Substantia nigra pars compacta (SNc)
The pigmented midbrain nucleus that projects dopaminergic fibres to the striatum (nigrostriatal pathway); loss of SNc neurons is the defining pathology of Parkinson's disease.
Sydenham's chorea
A post-streptococcal, autoimmune chorea associated with acute rheumatic fever; caused by antibodies cross-reacting with basal ganglia neurons (molecular mimicry); self-limited; requires penicillin prophylaxis to prevent recurrence and cardiac damage.
Tardive dyskinesia
A hyperkinetic movement disorder (predominantly orofacial repetitive movements — lip-smacking, tongue protrusion, facial grimacing) developing after months to years of dopamine receptor-blocking agent (DRBA) exposure; managed by reducing/stopping the offending drug and VMAT2 inhibitors; may be irreversible.
Tetrabenazine
A vesicular monoamine transporter-2 (VMAT2) inhibitor that depletes presynaptic dopamine stores; used to suppress chorea (Huntington's disease, tardive dyskinesia); major side effects include depression, sedation, and parkinsonism.
TRAP
The cardinal features of parkinsonism: Tremor at rest, Rigidity, Akinesia/bradykinesia, and Postural instability; bradykinesia is the mandatory feature for the diagnosis.
Wearing-off
A long-term levodopa complication in which parkinsonism returns predictably before the next scheduled dose; caused by progressive shortening of the beneficial duration of levodopa effect as nigrostriatal dopaminergic buffering capacity is lost; managed by addition of COMT inhibitor, MAO-B inhibitor, or increased dose frequency.

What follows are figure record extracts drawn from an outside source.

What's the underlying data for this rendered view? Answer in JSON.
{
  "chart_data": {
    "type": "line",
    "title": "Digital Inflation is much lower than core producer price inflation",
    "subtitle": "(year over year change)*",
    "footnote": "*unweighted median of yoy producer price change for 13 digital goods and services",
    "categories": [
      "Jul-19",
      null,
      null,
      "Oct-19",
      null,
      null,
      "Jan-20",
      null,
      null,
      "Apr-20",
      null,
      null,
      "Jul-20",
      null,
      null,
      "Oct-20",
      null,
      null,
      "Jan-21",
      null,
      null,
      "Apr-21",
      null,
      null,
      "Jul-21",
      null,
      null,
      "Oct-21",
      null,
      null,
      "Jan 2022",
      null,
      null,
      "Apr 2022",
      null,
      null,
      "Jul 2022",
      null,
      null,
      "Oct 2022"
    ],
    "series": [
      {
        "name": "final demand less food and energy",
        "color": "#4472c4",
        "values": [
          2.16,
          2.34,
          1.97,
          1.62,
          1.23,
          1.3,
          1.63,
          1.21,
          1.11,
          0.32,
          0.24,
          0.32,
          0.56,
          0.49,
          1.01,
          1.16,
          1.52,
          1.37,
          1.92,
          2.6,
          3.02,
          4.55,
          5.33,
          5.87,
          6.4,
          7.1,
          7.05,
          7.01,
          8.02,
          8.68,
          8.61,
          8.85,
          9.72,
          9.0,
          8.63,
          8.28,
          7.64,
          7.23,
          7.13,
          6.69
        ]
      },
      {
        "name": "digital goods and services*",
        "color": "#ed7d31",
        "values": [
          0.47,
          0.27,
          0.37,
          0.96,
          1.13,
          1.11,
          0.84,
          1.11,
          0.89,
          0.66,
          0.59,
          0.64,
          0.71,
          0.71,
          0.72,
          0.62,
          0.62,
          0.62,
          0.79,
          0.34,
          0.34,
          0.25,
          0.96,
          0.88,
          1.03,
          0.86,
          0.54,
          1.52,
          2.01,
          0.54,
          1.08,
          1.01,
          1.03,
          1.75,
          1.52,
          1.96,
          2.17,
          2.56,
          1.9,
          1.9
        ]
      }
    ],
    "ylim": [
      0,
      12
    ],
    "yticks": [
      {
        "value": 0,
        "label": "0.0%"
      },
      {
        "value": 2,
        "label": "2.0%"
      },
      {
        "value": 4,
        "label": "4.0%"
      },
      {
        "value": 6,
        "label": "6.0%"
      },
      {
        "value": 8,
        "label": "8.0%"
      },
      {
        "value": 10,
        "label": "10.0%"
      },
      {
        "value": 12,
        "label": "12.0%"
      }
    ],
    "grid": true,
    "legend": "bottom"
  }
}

Wilson's disease (hepatolenticular degeneration)
Autosomal recessive disorder of copper transport (ATP7B mutation) with copper accumulation in liver, basal ganglia, and cornea; presents in young adults with movement disorder, psychiatric symptoms, and liver disease; confirmed by low ceruloplasmin + high 24-h urinary copper + KF rings; treated with trientine or D-penicillamine chelation.